Loz (lozenger8) wrote,

First Lines...

As borrowed from china_shop - List the first lines of your last five or ten stories or so and then analyse them on the basis of "would they pull *me* in as a reader?"

Looking Through You [Gen, NC-17, LoM]
The others disappeared in short order. He saw them go, dissipating into thousands of tiny molecules, along with the scenery, the backdrop of 1973, until there was nothing left but him.

I remember working incredibly hard on this one, so I may be biased, but it would pull me in as a reader. To begin with, the first line - who are the others? why did they disappear? And then - who is the 'he' who saw them go?

Learnalilgivinanlovin [Sam/Gene, NC-17, LoM]
Sam bends down, pressing his lips to Gene's torso. The light covering of hair brushes against his nose, but he doesn't let it deter him, travelling down, down, down, leaving a trail of kisses in his wake.

Okay, well, we know who's doing what. The scene is set. 'Leaving a trail of kisses in his wake' doesn't actually make much sense, but it's an evocative image. Mmm. I don't know if I'd keep reading this one, because I don't generally make a habit of reading PWP, but that's me. (Yes, I write PWP on a regular basis, but rarely read it. I don't know.)

Erotic-uhh... [Glen/Chris, NC-17, LoM]
“There’s a certain art to writing erotica, I’ve found,” Chris was saying, chewing on some gum and his lower lip, hoping it would make inspiration spring forth.

“You’re writing erotica?” Glen asked, wondering if it was cruel and unusual punishment that he had been put on a stake-out with Chris as a welcome back to the station.

Exposition out the wazoo. I don't know if I'd continue reading this one. It seems a bit bland, despite the discussion of erotica.

Three Things [Nicholas/Danny, G, Hot Fuzz]
There are, perhaps, three things Nicholas Angel knows for sure. 1. Caffeine is dangerous and should be consumed, ingested and/or partaken of with care.

I'd read this one. I'd want to know what the other two things are. I'd like the reference to canon. The style is intriguing.

Some People I Know Think That I'm Crazy [Sam/Gene, NC-17, LoM]
There are notches in the wood at the head of the bed. Gene stares at them as he rocks into Sam for the first time. He’s waited for this, he shouldn’t be distracted, but he can’t help it. Notches.

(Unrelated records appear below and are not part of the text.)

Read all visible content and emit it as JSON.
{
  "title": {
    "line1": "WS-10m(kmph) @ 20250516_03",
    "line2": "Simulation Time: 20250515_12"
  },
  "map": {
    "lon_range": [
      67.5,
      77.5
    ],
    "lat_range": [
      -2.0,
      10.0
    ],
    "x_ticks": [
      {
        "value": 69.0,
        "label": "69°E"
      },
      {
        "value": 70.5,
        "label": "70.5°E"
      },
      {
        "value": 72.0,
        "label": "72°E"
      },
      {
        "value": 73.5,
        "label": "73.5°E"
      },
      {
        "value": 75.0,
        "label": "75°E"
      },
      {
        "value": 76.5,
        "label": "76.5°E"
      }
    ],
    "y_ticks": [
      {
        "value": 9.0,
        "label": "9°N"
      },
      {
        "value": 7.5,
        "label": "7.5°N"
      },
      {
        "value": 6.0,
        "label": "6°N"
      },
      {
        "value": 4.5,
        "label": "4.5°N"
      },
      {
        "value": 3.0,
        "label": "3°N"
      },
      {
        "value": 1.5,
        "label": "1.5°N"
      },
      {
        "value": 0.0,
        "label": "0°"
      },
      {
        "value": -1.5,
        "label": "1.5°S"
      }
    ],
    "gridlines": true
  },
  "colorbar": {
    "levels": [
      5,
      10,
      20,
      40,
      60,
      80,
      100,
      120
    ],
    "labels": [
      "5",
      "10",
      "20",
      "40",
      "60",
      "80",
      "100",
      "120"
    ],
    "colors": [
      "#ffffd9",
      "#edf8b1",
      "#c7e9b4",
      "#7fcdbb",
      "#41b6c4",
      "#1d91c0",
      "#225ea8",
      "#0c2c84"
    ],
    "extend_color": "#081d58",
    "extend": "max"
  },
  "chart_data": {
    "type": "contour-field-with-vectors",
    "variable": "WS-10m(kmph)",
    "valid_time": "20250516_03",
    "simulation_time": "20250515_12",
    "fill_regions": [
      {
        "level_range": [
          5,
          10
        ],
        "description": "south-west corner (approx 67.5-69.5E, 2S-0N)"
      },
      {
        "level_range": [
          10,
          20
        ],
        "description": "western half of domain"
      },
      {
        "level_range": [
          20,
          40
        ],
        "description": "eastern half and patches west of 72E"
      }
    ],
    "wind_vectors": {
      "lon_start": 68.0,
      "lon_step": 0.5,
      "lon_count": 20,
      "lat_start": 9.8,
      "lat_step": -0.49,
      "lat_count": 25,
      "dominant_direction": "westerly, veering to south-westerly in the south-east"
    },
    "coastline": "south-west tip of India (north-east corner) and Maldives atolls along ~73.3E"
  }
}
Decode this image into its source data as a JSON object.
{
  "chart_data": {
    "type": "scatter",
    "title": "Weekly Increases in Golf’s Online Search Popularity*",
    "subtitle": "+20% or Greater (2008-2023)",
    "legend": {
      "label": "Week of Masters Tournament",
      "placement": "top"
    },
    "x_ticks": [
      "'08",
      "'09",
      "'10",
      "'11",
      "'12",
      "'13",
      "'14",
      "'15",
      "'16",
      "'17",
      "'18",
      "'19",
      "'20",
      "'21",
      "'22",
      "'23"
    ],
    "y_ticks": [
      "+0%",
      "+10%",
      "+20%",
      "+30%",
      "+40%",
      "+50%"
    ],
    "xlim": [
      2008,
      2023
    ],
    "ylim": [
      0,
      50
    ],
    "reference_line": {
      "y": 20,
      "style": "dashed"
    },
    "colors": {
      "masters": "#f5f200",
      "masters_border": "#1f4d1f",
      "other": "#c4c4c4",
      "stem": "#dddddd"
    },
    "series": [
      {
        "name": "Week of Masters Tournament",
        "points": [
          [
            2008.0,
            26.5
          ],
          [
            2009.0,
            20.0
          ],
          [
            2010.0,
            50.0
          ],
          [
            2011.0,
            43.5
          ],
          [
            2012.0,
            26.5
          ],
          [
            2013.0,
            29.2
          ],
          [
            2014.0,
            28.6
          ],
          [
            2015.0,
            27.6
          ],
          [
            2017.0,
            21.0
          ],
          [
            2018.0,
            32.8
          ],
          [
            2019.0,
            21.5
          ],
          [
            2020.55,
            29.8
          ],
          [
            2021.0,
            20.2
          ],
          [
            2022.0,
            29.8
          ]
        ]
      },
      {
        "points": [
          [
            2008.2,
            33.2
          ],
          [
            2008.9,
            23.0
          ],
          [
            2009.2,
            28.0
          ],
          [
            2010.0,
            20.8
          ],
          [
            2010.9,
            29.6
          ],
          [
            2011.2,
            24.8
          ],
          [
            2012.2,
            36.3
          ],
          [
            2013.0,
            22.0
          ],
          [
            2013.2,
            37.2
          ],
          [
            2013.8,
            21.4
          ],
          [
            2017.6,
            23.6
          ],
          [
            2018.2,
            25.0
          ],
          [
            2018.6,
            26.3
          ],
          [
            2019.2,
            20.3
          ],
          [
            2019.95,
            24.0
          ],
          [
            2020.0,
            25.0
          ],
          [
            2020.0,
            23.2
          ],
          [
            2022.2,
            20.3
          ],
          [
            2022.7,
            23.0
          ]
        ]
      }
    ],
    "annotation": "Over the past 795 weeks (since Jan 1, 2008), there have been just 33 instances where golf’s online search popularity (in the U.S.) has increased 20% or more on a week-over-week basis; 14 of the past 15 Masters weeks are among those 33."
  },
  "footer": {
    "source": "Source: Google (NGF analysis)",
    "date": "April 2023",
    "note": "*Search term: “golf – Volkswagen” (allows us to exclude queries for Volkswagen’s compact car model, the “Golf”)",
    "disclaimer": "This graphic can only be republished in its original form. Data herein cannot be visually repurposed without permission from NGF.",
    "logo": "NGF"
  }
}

But why are there notches in the wood at the head of the bed? I seem to start fics with something that will make you question. That doesn't sound like a Sam thing to do, does it? (So, naturally, the next lines follow along that line of thought.) I'd continue to read this.

St. Elsewhere [Gen, G, LoM]
Ordinarily, Sam neither likes nor dislikes Christmas. It’s another routine to slot into his heavily regulated schedule; alongside his quarterly facial, the annual office review, and tax file returns.

Hahaha. I'd continue to read this one just because I'm amused by the idea of a quarterly facial, but that's me. Obviously. Since I made the joke.

Been an Angel All Year [Sam/Annie, PG, LoM]
Sam thought he knew a lot of things. There were lots of things he did know; routine procedures and how many licorice allsorts he could get down the corner shop for 56 p.

So what doesn't he know? Yep. There we go again, instantly asking the question and wanting the answer. Mmm, licorice allsorts.

We Both Go Down Together [Sam/Gene, NC-17, LoM]
Gene’s breath bursts in jets of warm air against Sam’s neck. His fingers claw at the material at Sam’s shoulder, where droplets of blood converge against scraped skin.

It starts out reading like porn, but then there's the 'droplets of blood' - is this something Gene's done? Is it something else entirely? That would interest me. I'd want to know the rest.

Tactile [Sam/Gene, PG, LoM]
The first time Gene touched him in a way that didn't signal threat, Sam hardly noticed, although it sparked something in the back of his mind. It seemed natural, comfortable, an arm slung around his shoulder and Gene breathing heavily by his side.

Oh, boys. I'd definitely continue reading this one. If that was just the first time, I'd want to know about the others.

A Heaven of Hell, a Hell of Heaven [Sam/Gene, NC-17, LoM]
This thing that they have, it makes Gene rattle. In his head, in his body. Always been steady before, held fast by gravity and tenacity.

Another evocative image. Sort of like trembling, but not, because Gene Hunt does not tremble. I'd continue to read this one too, because I'd want to know what this thing they have is. It turns out it's sex.


So, in conclusion - it's hard to be objective, but I'm relatively good at beginnings according to my own standards. I draw myself in. I find it interesting that I often make it very clear who's doing what. I remember a time when I didn't used to do that. Also, I appear to be writing a lot in the present tense lately.

It's the endings I have trouble with. I think it would be fascinating to analyse final lines of a story, to see whether they leave you feeling satisfied or something else. The problem with that, of course, is that an ending relies almost entirely upon the context of the piece. It might be a brilliant line, but it may not be the right ending for a certain story.